Starbucks is in trouble. Per store earnings are falling. Competition is on the horizon, with McDonalds planning to insert baristas into its 20,000 franchises. Starbucks coffee, as a commodity, will find the competition from McDonalds stiff, with the fast food giant likely to be able to make high quality coffee drinks at competitive prices in often more convenient locations.
Starbucks has become a commodity. 80% of the orders are consumed off premises. In other words, most people coming into Starbucks are not coming in for the experience. The company seems to recognize the consequences of this approach, deciding to expand more rapidly overseas where the statistics are the reverse. 80% of orders are consumed on premises. In foreign countries, where homes and apartments are smaller and open spaces at a premium, Starbucks likely provides a meeting place that causes people to collect there and, concomitantly, buy and consume Starbucks products. This is not true in the United States.
As we have noted, Starbucks is increasingly an outlier in the US because it does not offer free Internet access (Peaberry's in Denver does, Caribou Coffee does, so does almost every independent coffee shop I've entered). This discourages those ubiquitous laptop users from planting themselves in the shop and buying product throughout the day. Do a small survey. Go into a variety of coffee shops (including Starbucks) and count the number of open laptops. Over any protracted period of time, Starbucks will lose.
How is the company responding? Starbucks has started a loyalty program, allowing for the purchase of cards that provide modest benefits (free flavors, two hours of Internet usage). In other words, as a commodity, they are trying to retain customer loyalty by offering small discounts. This is a strategy that can be easily matched by competitors and does nothing to reward repeat customers or encourage coffee drinkers to stay on the premises.
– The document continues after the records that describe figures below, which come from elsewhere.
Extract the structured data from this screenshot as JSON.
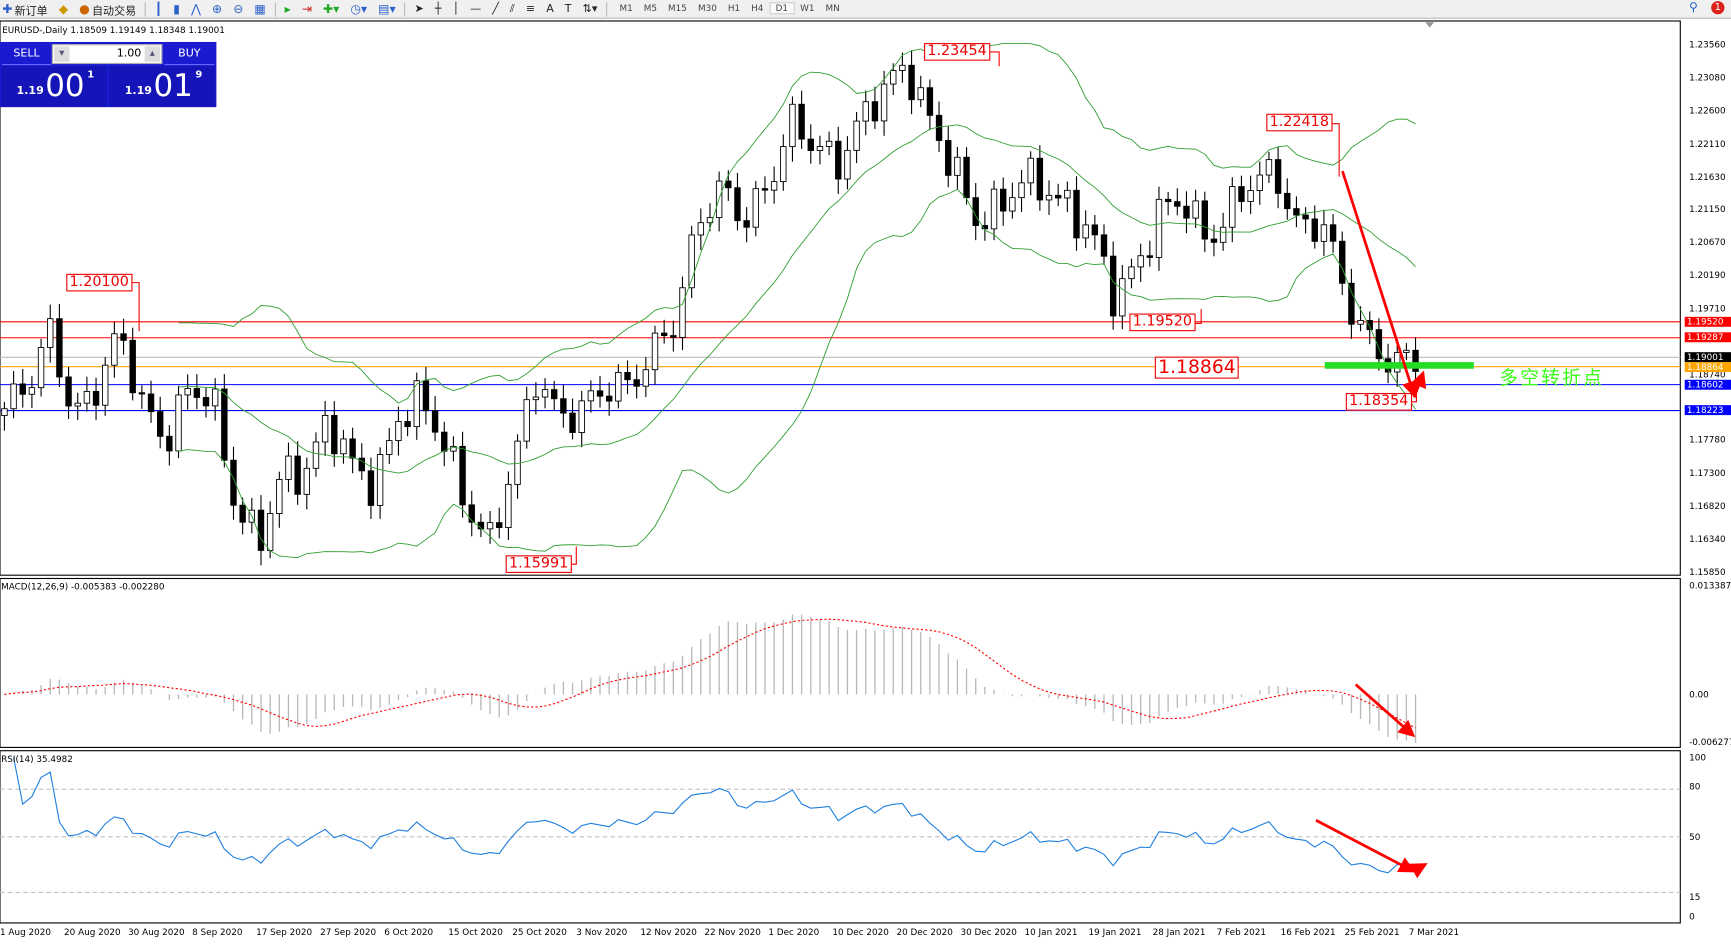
{
  "toolbar": {
    "new_order": "新订单",
    "auto_trading": "自动交易",
    "timeframes": [
      "M1",
      "M5",
      "M15",
      "M30",
      "H1",
      "H4",
      "D1",
      "W1",
      "MN"
    ],
    "active_timeframe": "D1",
    "notification_count": "1"
  },
  "chart": {
    "title": "EURUSD-,Daily  1.18509 1.19149 1.18348 1.19001",
    "price_labels": [
      "1.23560",
      "1.23080",
      "1.22600",
      "1.22110",
      "1.21630",
      "1.21150",
      "1.20670",
      "1.20190",
      "1.19710",
      "1.18740",
      "1.17780",
      "1.17300",
      "1.16820",
      "1.16340",
      "1.15850"
    ],
    "price_tags": [
      {
        "value": "1.19520",
        "color": "#ff0000"
      },
      {
        "value": "1.19287",
        "color": "#ff0000"
      },
      {
        "value": "1.19001",
        "color": "#000000"
      },
      {
        "value": "1.18864",
        "color": "#ffa500"
      },
      {
        "value": "1.18602",
        "color": "#0000ff"
      },
      {
        "value": "1.18223",
        "color": "#0000ff"
      }
    ],
    "annotations": [
      "1.23454",
      "1.22418",
      "1.20100",
      "1.19520",
      "1.18864",
      "1.18354",
      "1.15991"
    ],
    "green_label": "多空转折点",
    "dates": [
      "1 Aug 2020",
      "20 Aug 2020",
      "30 Aug 2020",
      "8 Sep 2020",
      "17 Sep 2020",
      "27 Sep 2020",
      "6 Oct 2020",
      "15 Oct 2020",
      "25 Oct 2020",
      "3 Nov 2020",
      "12 Nov 2020",
      "22 Nov 2020",
      "1 Dec 2020",
      "10 Dec 2020",
      "20 Dec 2020",
      "30 Dec 2020",
      "10 Jan 2021",
      "19 Jan 2021",
      "28 Jan 2021",
      "7 Feb 2021",
      "16 Feb 2021",
      "25 Feb 2021",
      "7 Mar 2021"
    ],
    "approx_closes": [
      1.1825,
      1.186,
      1.1938,
      1.181,
      1.1858,
      1.1938,
      1.1825,
      1.1777,
      1.1858,
      1.184,
      1.168,
      1.163,
      1.173,
      1.173,
      1.181,
      1.1745,
      1.171,
      1.181,
      1.184,
      1.1777,
      1.168,
      1.163,
      1.1745,
      1.1874,
      1.181,
      1.1825,
      1.1858,
      1.1858,
      1.1906,
      1.1954,
      1.21,
      1.2148,
      1.21,
      1.2148,
      1.2245,
      1.2212,
      1.218,
      1.2245,
      1.2293,
      1.2325,
      1.2245,
      1.218,
      1.21,
      1.2116,
      1.2164,
      1.2148,
      1.2116,
      1.2083,
      1.1987,
      1.2035,
      1.2116,
      1.2132,
      1.2067,
      1.2116,
      1.2164,
      1.2164,
      1.2083,
      1.21,
      1.1987,
      1.1922,
      1.189,
      1.19
    ],
    "colors": {
      "bollinger": "#2e9e2e",
      "macd_signal": "#ff0000",
      "rsi": "#1e7fe0",
      "arrow": "#ff0000",
      "turn_bar": "#22dd22"
    }
  },
  "trade_panel": {
    "sell_label": "SELL",
    "buy_label": "BUY",
    "lot": "1.00",
    "sell_prefix": "1.19",
    "sell_big": "00",
    "sell_sup": "1",
    "buy_prefix": "1.19",
    "buy_big": "01",
    "buy_sup": "9"
  },
  "macd": {
    "title": "MACD(12,26,9) -0.005383 -0.002280",
    "labels": [
      "0.013387",
      "0.00",
      "-0.006277"
    ]
  },
  "rsi": {
    "title": "RSI(14) 35.4982",
    "labels": [
      "100",
      "80",
      "50",
      "15",
      "0"
    ]
  }
}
It is the opinion of this Blog that to maximize profits, Starbucks needs to differentiate itself from competitors, not offer small economic emoluments that can be easily matched. The answer is at Chipotle, the burrito company started here in Denver. Chipotle is not cheap, with an ordinary burrito easily costing about $6 -$7 dollars. Yet the company has robust growth in part because of the experience associated with eating in the establishment. It is hard not to know that the burrito is made with free range chicken and organic ingredients, socially responsible and healthy. Indeed, the company has just announced that it will begin to buy produce from local producers. See Denver Post, June 19, 2008 ("This summer, Chipotle is purchasing 25 percent of at least one produce item for each of its stores from small and midsize farms within about 200 miles.").
Chipotle has no loyalty program, no free guacamole. But it does have increased earnings. Rather than foregoing payments for flavors or soy milk, would Starbucks be better off using the funds to engage in more socially responsible activity and let customers know that the purchase of each latte results in a social good? Ought Starbucks to place greater emphasis on employees (the company apparently already provides health benefits and options to part time employees) and let its customers know that each latte goes to the payment of a living wage? This Blog thinks that it should and that the behavior will help earnings more than free soy milk.